The following plots show the actual values compared to the fitted values for the percentage change in the US consumption expenditure series. The time plot in Figure 5.6 shows that the fitted values follow the actual data fairly closely. This is verified by the strong positive relationship shown by the scatterplot in Figure 5.7.

autoplot(uschange[,'Consumption'], series="Data") +
  autolayer(fitted(fit.consMR), series="Fitted") +
  xlab("Year") + ylab("") +
  ggtitle("Percent change in US consumption expenditure") +
  guides(colour=guide_legend(title=" "))
Time plot of actual US consumption expenditure and predicted US consumption expenditure.

Figure 5.6: Time plot of actual US consumption expenditure and predicted US consumption expenditure.

cbind(Data = uschange[,"Consumption"],
      Fitted = fitted(fit.consMR)) %>%
  as.data.frame() %>%
  ggplot(aes(x=Data, y=Fitted)) +
    geom_point() +
    xlab("Fitted (predicted values)") +
    ylab("Data (actual values)") +
    ggtitle("Percent change in US consumption expenditure") +
    geom_abline(intercept=0, slope=1)
Actual US consumption expenditure plotted against predicted US consumption expenditure.

Figure 5.7: Actual US consumption expenditure plotted against predicted US consumption expenditure.


A common way to summarise how well a linear regression model fits the data is via the coefficient of determination, or \(R^2\). This can be calculated as the square of the correlation between the observed \(y\) values and the predicted \(\hat{y}\) values. Alternatively, it can also be calculated as, \[ R^2 = \frac{\sum(\hat{y}_{t} - \bar{y})^2}{\sum(y_{t}-\bar{y})^2}, \] where the summations are over all observations. Thus, it reflects the proportion of variation in the forecast variable that is accounted for (or explained) by the regression model.

In simple linear regression, the value of \(R^2\) is also equal to the square of the correlation between \(y\) and \(x\) (provided an intercept has been included).

If the predictions are close to the actual values, we would expect \(R^2\) to be close to 1. On the other hand, if the predictions are unrelated to the actual values, then \(R^2=0\) (again, assuming there is an intercept). In all cases, \(R^2\) lies between 0 and 1.

The \(R^2\) value is used frequently, though often incorrectly, in forecasting. The value of \(R^2\) will never decrease when adding an extra predictor to the model and this can lead to over-fitting. There are no set rules for what is a good \(R^2\) value, and typical values of \(R^2\) depend on the type of data used. Validating a model’s forecasting performance on the test data is much better than measuring the \(R^2\) value on the training data.

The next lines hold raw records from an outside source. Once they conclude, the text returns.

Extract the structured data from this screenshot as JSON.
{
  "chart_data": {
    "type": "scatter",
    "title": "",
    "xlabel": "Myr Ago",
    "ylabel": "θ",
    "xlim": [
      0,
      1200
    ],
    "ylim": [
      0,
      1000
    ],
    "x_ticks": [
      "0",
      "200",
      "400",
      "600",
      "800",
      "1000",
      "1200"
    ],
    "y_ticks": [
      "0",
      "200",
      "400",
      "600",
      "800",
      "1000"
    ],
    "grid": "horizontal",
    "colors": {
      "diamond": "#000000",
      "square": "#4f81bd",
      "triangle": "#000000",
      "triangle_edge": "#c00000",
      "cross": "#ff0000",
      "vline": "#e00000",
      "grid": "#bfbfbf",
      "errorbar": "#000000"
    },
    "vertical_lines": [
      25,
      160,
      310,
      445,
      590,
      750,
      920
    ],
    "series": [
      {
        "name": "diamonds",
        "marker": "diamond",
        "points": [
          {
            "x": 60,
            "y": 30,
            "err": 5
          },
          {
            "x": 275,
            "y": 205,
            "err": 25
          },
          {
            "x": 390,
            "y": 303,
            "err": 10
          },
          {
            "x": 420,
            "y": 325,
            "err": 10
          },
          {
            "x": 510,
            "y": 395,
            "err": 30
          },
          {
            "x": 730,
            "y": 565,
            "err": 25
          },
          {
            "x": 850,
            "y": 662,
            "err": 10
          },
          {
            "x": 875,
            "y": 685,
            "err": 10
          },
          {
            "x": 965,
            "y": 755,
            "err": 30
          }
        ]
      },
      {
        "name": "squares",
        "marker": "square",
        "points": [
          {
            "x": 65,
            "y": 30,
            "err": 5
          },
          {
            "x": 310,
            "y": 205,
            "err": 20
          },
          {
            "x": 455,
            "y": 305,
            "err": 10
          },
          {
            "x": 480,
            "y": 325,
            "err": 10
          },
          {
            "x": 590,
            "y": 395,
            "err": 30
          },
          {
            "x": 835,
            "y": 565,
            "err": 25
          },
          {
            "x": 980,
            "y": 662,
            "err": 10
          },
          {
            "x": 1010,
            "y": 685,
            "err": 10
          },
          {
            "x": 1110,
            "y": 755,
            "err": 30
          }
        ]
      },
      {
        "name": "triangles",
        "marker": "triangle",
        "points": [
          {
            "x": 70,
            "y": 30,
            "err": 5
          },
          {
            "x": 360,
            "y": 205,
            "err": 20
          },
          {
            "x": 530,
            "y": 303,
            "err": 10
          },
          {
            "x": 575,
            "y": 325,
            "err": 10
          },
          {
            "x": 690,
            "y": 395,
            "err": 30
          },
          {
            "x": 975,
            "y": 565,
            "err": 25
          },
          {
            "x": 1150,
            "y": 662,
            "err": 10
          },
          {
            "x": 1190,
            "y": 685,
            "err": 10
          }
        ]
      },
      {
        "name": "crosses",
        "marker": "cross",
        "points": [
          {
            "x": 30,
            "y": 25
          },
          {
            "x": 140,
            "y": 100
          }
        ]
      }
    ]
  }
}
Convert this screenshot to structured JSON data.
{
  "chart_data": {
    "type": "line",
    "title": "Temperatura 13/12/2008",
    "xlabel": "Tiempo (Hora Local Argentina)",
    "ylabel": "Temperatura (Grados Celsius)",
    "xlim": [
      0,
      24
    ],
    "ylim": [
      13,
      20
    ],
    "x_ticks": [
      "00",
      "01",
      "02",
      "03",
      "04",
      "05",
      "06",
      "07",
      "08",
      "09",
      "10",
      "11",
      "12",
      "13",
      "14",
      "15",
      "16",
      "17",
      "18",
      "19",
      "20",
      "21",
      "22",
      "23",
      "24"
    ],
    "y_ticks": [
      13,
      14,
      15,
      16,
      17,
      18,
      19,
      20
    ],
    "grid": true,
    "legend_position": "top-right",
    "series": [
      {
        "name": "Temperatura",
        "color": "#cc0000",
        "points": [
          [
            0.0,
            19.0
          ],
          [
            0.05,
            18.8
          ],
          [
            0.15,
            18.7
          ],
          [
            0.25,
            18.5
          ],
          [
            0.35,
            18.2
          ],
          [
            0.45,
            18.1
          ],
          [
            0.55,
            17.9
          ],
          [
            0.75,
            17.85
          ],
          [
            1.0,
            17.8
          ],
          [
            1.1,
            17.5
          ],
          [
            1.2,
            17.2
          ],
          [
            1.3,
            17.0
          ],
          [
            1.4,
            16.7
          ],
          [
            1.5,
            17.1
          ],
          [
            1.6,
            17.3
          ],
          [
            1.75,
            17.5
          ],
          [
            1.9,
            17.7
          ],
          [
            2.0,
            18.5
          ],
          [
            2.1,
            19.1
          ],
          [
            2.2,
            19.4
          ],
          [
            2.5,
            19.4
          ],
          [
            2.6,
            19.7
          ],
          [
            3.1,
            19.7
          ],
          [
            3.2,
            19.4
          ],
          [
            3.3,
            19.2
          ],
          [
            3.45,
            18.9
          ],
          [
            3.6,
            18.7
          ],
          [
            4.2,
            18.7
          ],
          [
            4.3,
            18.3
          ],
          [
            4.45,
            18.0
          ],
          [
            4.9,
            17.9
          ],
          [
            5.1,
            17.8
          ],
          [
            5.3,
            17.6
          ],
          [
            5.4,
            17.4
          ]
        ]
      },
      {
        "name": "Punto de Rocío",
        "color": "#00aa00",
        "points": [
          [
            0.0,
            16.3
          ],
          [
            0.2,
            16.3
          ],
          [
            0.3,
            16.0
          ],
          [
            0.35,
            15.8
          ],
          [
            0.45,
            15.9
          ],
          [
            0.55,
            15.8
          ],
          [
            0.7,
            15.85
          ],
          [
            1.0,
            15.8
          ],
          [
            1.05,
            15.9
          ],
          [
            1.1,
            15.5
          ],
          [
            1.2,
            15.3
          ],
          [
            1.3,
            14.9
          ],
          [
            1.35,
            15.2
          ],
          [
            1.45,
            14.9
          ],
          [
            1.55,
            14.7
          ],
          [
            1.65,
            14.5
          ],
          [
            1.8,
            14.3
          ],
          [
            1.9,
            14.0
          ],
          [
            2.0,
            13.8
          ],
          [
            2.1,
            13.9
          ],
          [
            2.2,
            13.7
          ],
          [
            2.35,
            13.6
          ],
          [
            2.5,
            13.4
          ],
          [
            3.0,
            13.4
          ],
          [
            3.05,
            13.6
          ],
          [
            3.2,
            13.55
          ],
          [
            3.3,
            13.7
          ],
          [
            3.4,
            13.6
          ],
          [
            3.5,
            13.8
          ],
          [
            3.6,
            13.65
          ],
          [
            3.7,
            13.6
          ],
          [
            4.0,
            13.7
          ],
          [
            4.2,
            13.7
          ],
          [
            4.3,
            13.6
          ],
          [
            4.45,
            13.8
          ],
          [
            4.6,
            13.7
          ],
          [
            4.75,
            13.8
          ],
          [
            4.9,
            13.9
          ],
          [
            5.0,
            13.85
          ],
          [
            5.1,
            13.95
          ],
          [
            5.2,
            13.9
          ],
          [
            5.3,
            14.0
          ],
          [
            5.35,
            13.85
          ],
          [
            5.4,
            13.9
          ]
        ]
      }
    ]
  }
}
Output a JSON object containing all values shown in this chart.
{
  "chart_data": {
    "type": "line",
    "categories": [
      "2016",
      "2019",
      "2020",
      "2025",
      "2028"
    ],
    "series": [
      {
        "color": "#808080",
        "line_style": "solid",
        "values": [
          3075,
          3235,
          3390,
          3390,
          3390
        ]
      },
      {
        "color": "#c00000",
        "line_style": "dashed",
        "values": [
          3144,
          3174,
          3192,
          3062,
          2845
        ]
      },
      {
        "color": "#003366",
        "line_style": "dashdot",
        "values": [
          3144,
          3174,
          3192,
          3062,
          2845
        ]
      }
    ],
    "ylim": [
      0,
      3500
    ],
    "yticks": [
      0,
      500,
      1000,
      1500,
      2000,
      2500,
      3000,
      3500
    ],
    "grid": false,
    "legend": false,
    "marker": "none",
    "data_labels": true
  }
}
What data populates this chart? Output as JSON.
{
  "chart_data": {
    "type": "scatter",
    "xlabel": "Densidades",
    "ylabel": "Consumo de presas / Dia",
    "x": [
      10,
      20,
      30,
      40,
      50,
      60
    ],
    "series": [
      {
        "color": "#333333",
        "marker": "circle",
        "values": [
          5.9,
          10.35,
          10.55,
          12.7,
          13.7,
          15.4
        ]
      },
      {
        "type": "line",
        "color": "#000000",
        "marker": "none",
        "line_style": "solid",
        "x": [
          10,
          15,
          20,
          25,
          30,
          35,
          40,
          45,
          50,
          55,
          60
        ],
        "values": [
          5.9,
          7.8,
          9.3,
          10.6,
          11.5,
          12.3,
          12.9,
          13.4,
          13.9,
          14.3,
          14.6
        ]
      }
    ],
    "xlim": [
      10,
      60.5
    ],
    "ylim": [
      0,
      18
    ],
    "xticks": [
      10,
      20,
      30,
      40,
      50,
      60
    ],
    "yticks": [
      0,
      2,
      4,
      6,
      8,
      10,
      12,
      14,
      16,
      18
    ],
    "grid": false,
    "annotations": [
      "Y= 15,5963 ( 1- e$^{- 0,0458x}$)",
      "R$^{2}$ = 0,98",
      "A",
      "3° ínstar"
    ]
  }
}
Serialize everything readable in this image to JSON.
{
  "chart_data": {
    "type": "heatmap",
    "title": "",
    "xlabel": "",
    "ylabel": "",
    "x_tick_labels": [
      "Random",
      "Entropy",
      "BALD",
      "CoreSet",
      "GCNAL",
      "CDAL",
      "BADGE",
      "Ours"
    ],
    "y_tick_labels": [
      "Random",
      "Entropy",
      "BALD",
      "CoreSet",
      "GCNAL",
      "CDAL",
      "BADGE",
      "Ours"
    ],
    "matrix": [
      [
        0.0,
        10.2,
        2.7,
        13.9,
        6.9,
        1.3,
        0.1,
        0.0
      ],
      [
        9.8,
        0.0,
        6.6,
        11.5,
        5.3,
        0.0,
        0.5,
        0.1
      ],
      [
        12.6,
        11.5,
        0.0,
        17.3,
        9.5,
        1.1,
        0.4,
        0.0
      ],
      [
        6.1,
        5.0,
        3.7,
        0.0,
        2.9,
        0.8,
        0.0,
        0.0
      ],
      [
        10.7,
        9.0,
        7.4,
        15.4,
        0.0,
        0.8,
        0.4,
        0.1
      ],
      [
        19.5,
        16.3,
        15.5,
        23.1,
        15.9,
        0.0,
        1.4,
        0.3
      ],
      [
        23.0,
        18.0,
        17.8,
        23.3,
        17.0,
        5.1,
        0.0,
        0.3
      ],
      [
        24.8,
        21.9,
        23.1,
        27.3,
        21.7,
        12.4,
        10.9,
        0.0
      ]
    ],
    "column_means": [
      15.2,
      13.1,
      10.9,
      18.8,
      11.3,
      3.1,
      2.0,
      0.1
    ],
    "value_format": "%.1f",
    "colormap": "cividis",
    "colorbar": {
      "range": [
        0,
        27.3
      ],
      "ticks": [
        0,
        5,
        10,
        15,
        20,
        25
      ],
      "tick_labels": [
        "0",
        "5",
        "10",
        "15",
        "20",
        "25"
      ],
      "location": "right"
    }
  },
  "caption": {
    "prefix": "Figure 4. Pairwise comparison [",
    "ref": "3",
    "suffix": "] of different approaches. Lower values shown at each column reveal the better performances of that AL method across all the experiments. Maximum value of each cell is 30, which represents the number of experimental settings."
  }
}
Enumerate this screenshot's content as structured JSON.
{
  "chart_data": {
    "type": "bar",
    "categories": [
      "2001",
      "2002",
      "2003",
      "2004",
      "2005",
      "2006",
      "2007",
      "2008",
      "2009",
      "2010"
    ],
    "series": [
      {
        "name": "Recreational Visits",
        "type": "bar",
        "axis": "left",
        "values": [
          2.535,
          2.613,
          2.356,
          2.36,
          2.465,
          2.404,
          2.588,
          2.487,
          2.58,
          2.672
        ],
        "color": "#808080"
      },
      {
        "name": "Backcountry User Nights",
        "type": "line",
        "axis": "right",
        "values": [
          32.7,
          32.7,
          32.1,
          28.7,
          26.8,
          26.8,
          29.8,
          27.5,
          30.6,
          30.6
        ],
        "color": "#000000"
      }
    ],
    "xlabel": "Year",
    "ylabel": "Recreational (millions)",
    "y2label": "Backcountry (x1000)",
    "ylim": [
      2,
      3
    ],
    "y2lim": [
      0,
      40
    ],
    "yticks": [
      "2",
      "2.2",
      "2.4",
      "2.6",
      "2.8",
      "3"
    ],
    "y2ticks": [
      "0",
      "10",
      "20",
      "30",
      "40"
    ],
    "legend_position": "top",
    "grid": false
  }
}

Example: US consumption expenditure

Figure 5.7 plots the actual consumption expenditure values versus the fitted values. The correlation between these variables is \(r=0.868\) hence \(R^2= 0.754\) (shown in the output above). In this case model does an excellent job as it explains 75.4% of the variation in the consumption data. Compare that to the \(R^2\) value of 0.16 obtained from the simple regression with the same data set in Section 5.1. Adding the three extra predictors has allowed a lot more of the variation in the consumption data to be explained.

Standard error of the regression

Another measure of how well the model has fitted the data is the standard deviation of the residuals, which is often known as the “residual standard error”. This is shown in the above output with the value 0.329.

It is calculated using \[\begin{equation} \hat{\sigma}_e=\sqrt{\frac{1}{T-k-1}\sum_{t=1}^{T}{e_t^2}}, \tag{5.3} \end{equation}\] where \(k\) is the number of predictors in the model. Notice that we divide by \(T-k-1\) because we have estimated \(k+1\) parameters (the intercept and a coefficient for each predictor variable) in computing the residuals.

The standard error is related to the size of the average error that the model produces. We can compare this error to the sample mean of \(y\) or with the standard deviation of \(y\) to gain some perspective on the accuracy of the model.

The standard error will be used when generating prediction intervals, discussed in Section 5.6.